La patologia, che ha un’incidenza di 16 pazienti per 100.000 bambini, è la principale malattia glomerulare dell’infanzia. La ricerca getta luce su possibili nuove terapie.

Un nuovo studio sulla sindrome nefrosica apre nuovi orizzonti per la cura di questa patologia.

Grave malattia renale debilitante, la sindrome nefrosica ha un’incidenza di 16 pazienti per 100.000 bambini.

Ora, questa ricerca condotta negli Stati Uniti, in Francia, in Spagna e in Italia all’Ospedale Pediatrico Bambino Gesù, potrebbe cambiare la vita di tanti pazienti.

I risultati di questo importante studio sono stati pubblicati nell’ultimo numero del Journal of American Society of Nephrology (JASN), e potrebbero portare a nuove diagnosi. E, quindi, a nuovi trattamenti.

A spiegare i risultati di questa ricerca sulla sindrome nefrosica è stata – in una nota – la dottoressa Marina Vivarelli. L’esperta fa parte dell’unità operativa Nefrologia e dialisi dell’Ospedale pediatrico Bambino Gesù che ha partecipato allo studio.

“L’analisi del DNA di pazienti pediatrici raccolti in due continenti – spiega – ha permesso di individuare alcuni fattori di predisposizione genetica di una malattia renale, la sindrome nefrosica cortico-sensibile del bambino. Di questa malattia molto eterogenea, che curiamo con il cortisone e a volte con altri farmaci che abbassano le difese immunitarie, oggi comprendiamo poco le cause”.

La sindrome nefrosica è la principale malattia glomerulare dell’infanzia. Il glomerulo renale è una sorta di gomitolo di vasi sanguigni.

Questo ha la funzione di filtrare il sangue per produrre le urine. Quando però non funziona in modo corretto, notevoli quantità di proteine si perdono nelle urine.

Ad oggi, i trattamenti a disposizione prevedono la somministrazione di steroidi. Oppure, di altre terapie immunoregolatrici. Il loro compito è quello di bloccare l’inevitabile progressione della patologia verso la malattia renale cronica e l’insufficienza renale.

Tuttavia, questi farmaci non sono specifici per la sindrome nefrosica. Pertanto, hanno effetti collaterali importanti.

Per esaminare le basi genomiche della sindrome nefrosica, un team guidato dal prof. Pierre Ronco, dell’Università La Sorbona di Parigi, ha analizzato i genomi di quasi 400 bambini con la malattia.

Il team di ricerca ha scoperto che varianti genetiche in prossimità dell’antigene leucocitario umano (HLA), predispongono allo sviluppo della sindrome nefrosica pediatrica. La presenza di tali varianti aiuta, inoltre, ad identificare le forme con prognosi migliore.

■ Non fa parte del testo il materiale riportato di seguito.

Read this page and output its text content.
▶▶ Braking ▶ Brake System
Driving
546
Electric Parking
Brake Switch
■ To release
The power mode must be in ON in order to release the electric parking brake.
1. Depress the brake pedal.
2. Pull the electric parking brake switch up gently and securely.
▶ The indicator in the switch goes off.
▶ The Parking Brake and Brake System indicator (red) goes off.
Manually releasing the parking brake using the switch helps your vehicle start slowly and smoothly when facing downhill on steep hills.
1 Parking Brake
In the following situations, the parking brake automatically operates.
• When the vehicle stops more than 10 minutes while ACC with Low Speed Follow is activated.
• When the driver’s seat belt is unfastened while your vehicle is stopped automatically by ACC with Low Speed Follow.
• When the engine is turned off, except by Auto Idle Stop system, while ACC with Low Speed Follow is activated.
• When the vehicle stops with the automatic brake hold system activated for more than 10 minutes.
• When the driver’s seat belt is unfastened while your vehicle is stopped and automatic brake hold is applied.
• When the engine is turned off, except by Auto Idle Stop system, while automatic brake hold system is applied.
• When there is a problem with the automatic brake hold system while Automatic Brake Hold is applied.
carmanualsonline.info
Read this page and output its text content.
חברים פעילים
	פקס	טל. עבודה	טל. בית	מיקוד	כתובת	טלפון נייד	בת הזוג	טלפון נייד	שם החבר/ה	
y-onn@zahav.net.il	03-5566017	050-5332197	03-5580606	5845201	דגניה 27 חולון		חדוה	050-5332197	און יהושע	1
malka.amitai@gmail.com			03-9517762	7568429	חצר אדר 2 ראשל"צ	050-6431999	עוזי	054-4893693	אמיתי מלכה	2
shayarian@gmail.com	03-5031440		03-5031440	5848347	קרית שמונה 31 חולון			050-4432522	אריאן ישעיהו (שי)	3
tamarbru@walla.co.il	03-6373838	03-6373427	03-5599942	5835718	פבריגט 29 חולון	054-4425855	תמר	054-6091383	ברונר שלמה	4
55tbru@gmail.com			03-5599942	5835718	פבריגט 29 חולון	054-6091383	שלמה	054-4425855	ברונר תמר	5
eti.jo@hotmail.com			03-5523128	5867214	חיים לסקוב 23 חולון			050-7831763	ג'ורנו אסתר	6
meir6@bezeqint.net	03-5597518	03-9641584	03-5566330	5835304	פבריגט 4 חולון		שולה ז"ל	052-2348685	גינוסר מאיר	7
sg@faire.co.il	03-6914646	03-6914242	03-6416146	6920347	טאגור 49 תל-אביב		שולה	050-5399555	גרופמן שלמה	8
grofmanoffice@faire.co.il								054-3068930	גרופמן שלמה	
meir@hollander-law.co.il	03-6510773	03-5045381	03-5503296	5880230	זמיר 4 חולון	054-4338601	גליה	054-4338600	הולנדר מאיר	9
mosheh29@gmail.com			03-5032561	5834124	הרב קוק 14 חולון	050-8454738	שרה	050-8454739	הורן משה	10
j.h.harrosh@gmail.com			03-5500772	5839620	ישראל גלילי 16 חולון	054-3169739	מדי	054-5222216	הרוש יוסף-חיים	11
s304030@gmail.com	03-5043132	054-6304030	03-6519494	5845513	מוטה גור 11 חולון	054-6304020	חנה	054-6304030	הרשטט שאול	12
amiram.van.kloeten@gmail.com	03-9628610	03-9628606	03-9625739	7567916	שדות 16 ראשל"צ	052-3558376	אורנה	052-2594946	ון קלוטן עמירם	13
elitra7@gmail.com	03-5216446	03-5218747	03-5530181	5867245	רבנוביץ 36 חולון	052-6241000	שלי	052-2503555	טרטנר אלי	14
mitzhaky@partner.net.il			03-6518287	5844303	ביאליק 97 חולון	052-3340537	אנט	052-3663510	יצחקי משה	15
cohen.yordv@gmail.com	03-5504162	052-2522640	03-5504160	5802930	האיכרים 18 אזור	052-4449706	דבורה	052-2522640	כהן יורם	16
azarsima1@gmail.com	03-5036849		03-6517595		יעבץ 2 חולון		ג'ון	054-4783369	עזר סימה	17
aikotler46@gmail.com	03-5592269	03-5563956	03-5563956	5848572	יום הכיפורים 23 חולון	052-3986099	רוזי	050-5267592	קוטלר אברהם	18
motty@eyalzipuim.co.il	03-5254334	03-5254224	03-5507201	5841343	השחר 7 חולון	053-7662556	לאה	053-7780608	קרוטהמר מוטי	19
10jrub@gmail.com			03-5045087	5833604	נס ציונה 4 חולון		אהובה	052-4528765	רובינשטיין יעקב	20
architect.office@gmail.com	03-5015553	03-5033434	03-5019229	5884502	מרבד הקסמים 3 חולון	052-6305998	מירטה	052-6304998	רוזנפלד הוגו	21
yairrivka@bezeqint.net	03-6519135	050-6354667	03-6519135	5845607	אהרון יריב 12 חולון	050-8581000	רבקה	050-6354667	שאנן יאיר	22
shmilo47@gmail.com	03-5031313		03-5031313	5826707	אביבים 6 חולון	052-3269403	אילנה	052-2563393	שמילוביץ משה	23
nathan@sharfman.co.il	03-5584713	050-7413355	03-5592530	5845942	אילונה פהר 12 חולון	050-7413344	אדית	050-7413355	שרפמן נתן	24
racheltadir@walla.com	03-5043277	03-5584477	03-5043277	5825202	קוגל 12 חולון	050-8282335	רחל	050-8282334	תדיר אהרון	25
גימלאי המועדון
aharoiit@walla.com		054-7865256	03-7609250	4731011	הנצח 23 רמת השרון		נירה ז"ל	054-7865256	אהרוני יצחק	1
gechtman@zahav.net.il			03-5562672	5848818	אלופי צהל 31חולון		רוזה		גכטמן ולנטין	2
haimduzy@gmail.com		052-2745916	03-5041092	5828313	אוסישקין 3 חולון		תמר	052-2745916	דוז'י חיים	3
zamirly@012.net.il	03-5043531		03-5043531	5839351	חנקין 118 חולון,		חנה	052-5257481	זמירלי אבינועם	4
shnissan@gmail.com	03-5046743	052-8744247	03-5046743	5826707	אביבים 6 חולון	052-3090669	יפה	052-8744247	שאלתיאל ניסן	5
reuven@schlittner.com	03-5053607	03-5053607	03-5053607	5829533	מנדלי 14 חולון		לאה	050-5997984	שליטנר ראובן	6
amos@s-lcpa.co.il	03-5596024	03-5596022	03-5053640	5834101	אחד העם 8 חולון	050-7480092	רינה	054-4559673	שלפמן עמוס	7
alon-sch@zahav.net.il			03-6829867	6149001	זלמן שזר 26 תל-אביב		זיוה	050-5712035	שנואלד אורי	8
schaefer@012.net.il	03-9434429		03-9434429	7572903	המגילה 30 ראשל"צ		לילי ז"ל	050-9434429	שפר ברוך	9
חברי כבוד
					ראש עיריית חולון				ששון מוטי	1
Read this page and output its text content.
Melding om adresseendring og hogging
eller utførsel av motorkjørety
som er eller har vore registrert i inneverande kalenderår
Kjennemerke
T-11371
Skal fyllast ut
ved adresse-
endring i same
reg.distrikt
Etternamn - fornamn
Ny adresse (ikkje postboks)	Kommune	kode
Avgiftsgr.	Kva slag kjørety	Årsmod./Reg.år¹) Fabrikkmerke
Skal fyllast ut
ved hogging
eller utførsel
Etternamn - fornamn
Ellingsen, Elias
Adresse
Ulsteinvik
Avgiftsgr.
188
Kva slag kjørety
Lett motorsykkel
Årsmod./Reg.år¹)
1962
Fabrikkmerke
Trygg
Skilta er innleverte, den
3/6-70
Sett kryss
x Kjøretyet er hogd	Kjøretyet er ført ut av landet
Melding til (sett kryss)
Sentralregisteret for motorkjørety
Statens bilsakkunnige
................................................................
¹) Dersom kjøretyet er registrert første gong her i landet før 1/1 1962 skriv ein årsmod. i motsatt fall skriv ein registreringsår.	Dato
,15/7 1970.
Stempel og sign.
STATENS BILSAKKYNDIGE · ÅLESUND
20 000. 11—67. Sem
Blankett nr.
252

“I risultati di questo studio – conclude Vivarelli – ci aiutano a identificare i pazienti con le forme più benigne fin dall’inizio della malattia”.

Inoltre, la ricerca ha rafforzato l’ipotesi che la causa di questa malattia sia legata a una disregolazione del sistema immunitario. Questo ha posto le basi per altri studi, “mirati a capire esattamente cosa provochi questa malattia e come curarla nel modo migliore”.